Acknowledgements: The authors gratefully thank the Nunavik population, all the people involved in this study and the Nunavik Nutrition and Health Committee for their useful comments on this article. Financial support: This longitudinal research was funded by the Institute of Indigenous People’s Health from the Canadian Institutes of Health Research (NRF 130242), US National Institutes of Health/National Institute of Environmental Health Sciences (R01-ES007902); the Northern Contaminants Program from Government Canada; the Lycaki-Young Fund from the State of Michigan. None of the funding programmes and institutes had a role in the design, analysis or writing of this article. Conflict of interest: The authors declare they have no actual or potential competing financial interests. Authorship: M.B.-L.: developing the analysis plan, performing data analysis, interpretation of data, primarily responsible for writing the article under the supervision of G.M., Y.C., M.D.-C., N.F.-D.: contribution in analysis plan, analysis and interpretation of data, article revision. P.A., J.L.J., S.W.J. and G.M.: Principal investigator (PI) and co-PIs of the longitudinal study since its conception, contribution in designing and carrying out the study, interpretation of data and article revision.

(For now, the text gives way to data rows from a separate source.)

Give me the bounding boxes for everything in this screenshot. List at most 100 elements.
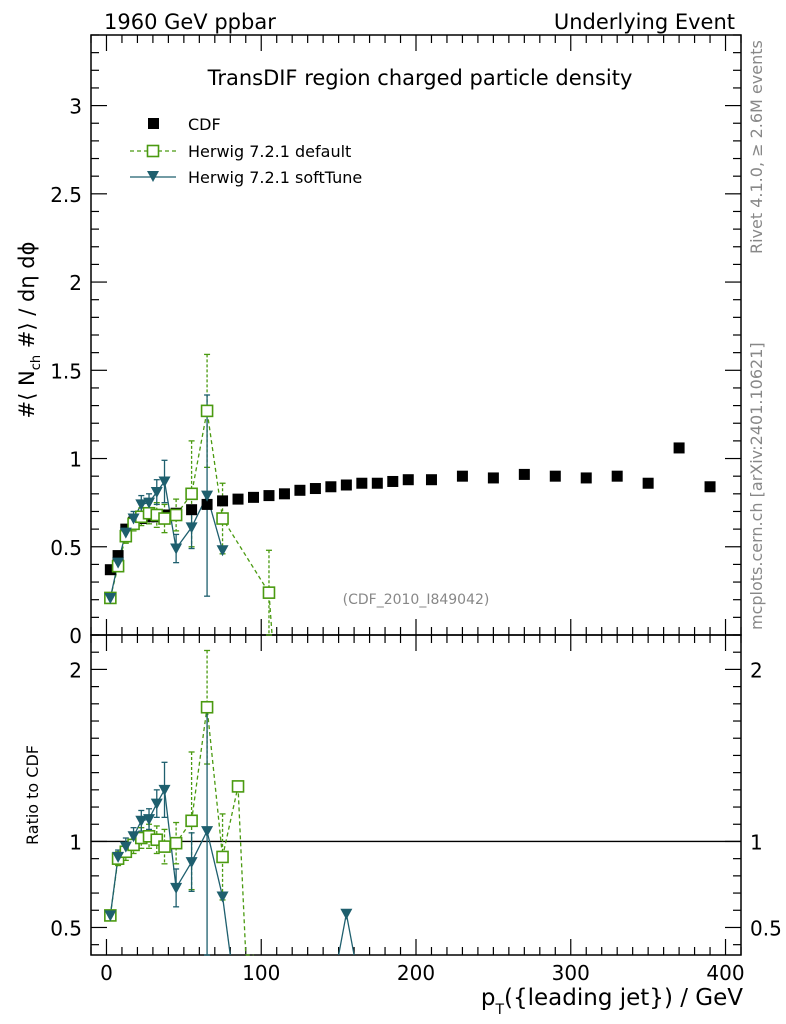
x-tick-label: 100: [242, 961, 280, 985]
x-axis-label: pT({leading jet}) / GeV: [481, 985, 743, 1018]
cdf-point: [611, 470, 623, 482]
ratio-softtune-segment: [345, 913, 355, 956]
default-point: [185, 487, 198, 501]
x-axis-label-main: p: [481, 985, 496, 1011]
softtune-point: [201, 490, 214, 502]
legend-softtune-marker: [147, 171, 159, 182]
cdf-point: [112, 550, 124, 562]
cdf-point: [371, 477, 383, 489]
legend-cdf-label: CDF: [188, 115, 221, 134]
y-axis-label-a: #⟨ N: [15, 370, 39, 418]
ratio-default-point: [158, 840, 171, 853]
cdf-point: [487, 472, 499, 484]
header-right: Underlying Event: [554, 10, 735, 34]
y-tick-label: 2.5: [50, 183, 82, 207]
y-tick-label: 1: [69, 448, 82, 472]
legend-default-label: Herwig 7.2.1 default: [188, 142, 351, 161]
ratio-softtune-point: [201, 826, 214, 838]
cdf-point: [642, 477, 654, 489]
cdf-point: [340, 479, 352, 491]
ratio-softtune-point: [104, 910, 117, 922]
ratio-default-point: [150, 833, 164, 847]
legend-softtune-label: Herwig 7.2.1 softTune: [188, 168, 362, 187]
ratio-softtune-point: [143, 814, 156, 826]
softtune-point: [112, 557, 125, 569]
ratio-default-point: [216, 850, 229, 864]
ratio-panel-frame: [90, 634, 742, 956]
cdf-point: [309, 483, 321, 495]
cdf-point: [425, 474, 437, 486]
ratio-softtune-point: [135, 815, 148, 827]
cdf-point: [549, 470, 561, 482]
default-point: [169, 508, 183, 522]
cdf-point: [704, 481, 716, 493]
cdf-point: [278, 488, 290, 500]
ratio-softtune-point: [185, 857, 198, 869]
axis-ticks: 0 100 200 300 400 0 0.5 1 1.5 2 2.5 3 0.5 0.5 1 1 2 2: [50, 34, 782, 985]
y-tick-label: 2: [69, 271, 82, 295]
ratio-tick-label-right: 2: [750, 658, 763, 682]
ratio-default-point: [169, 836, 183, 850]
ratio-default-segment: [221, 786, 239, 858]
softtune-point: [158, 476, 171, 488]
mcplots-label: mcplots.cern.ch [arXiv:2401.10621]: [747, 342, 766, 630]
legend: CDF Herwig 7.2.1 default Herwig 7.2.1 so…: [130, 115, 362, 187]
cdf-point: [294, 484, 306, 496]
cdf-point: [456, 470, 468, 482]
default-point: [262, 586, 276, 599]
softtune-point: [170, 543, 183, 555]
x-tick-label: 0: [100, 961, 113, 985]
softtune-point: [135, 499, 148, 511]
y-tick-label: 3: [69, 95, 82, 119]
y-tick-label: 1.5: [50, 359, 82, 383]
y-tick-label: 0: [69, 624, 82, 648]
cdf-point: [580, 472, 592, 484]
ratio-default-point: [231, 780, 245, 793]
watermark: (CDF_2010_I849042): [343, 592, 490, 608]
ratio-softtune-point: [112, 851, 125, 863]
ratio-data-layer: [91, 649, 741, 956]
ratio-tick-label-right: 0.5: [750, 916, 782, 940]
x-tick-label: 400: [706, 961, 744, 985]
cdf-point: [356, 477, 368, 489]
ratio-softtune-point: [216, 891, 229, 903]
default-point: [216, 512, 229, 525]
softtune-point: [185, 522, 198, 534]
y-tick-label: 0.5: [50, 536, 82, 560]
ratio-softtune-point: [158, 784, 171, 796]
ratio-default-point: [200, 700, 214, 714]
ratio-default-segment: [237, 786, 247, 956]
default-point: [200, 404, 214, 418]
header-left: 1960 GeV ppbar: [104, 10, 276, 34]
cdf-point: [673, 442, 685, 454]
ratio-tick-label-left: 0.5: [50, 916, 82, 940]
ratio-softtune-segment: [221, 896, 231, 956]
x-tick-label: 200: [397, 961, 435, 985]
cdf-point: [263, 490, 275, 502]
cdf-point: [186, 504, 198, 516]
cdf-point: [518, 468, 530, 480]
main-data-layer: [104, 353, 716, 636]
ratio-softtune-point: [119, 841, 132, 853]
softtune-point: [150, 487, 163, 499]
cdf-point: [387, 475, 399, 487]
cdf-point: [232, 493, 244, 505]
y-axis-label-sub: ch: [29, 355, 44, 370]
chart-title: TransDIF region charged particle density: [207, 66, 633, 90]
y-axis-label: #⟨ Nch #⟩ / dη dϕ: [15, 242, 44, 419]
softtune-point: [127, 513, 140, 525]
ratio-tick-label-left: 1: [69, 830, 82, 854]
rivet-label: Rivet 4.1.0, ≥ 2.6M events: [747, 40, 766, 254]
softtune-point: [143, 497, 156, 509]
ratio-tick-label-left: 2: [69, 658, 82, 682]
softtune-point: [119, 527, 132, 539]
default-point: [158, 512, 171, 525]
legend-cdf-marker: [148, 118, 159, 129]
cdf-point: [104, 564, 116, 576]
softtune-point: [104, 592, 117, 604]
cdf-point: [402, 474, 414, 486]
y-axis-label-b: #⟩ / dη dϕ: [15, 242, 39, 355]
cdf-point: [201, 498, 213, 510]
ratio-default-point: [185, 814, 198, 828]
x-axis-label-sub: T: [494, 1002, 504, 1018]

R.E.B.: co-PI of the adolescence follow-up of the study, contribution in designing and carrying out the adolescence follow-up, interpretation of data and article revision. Ethics of human subject participation: This study was conducted according to the guidelines laid down in the Declaration of Helsinki, and all procedures involving research study participants were approved by the Université Laval and Wayne State University ethics committees (prenatal and NCDS-childhood collections) and the Centre de Recherche du CHU de Québec-Université Laval ethics committee (NCDS-adolescence collection). Written informed consent was obtained from all participants in the study.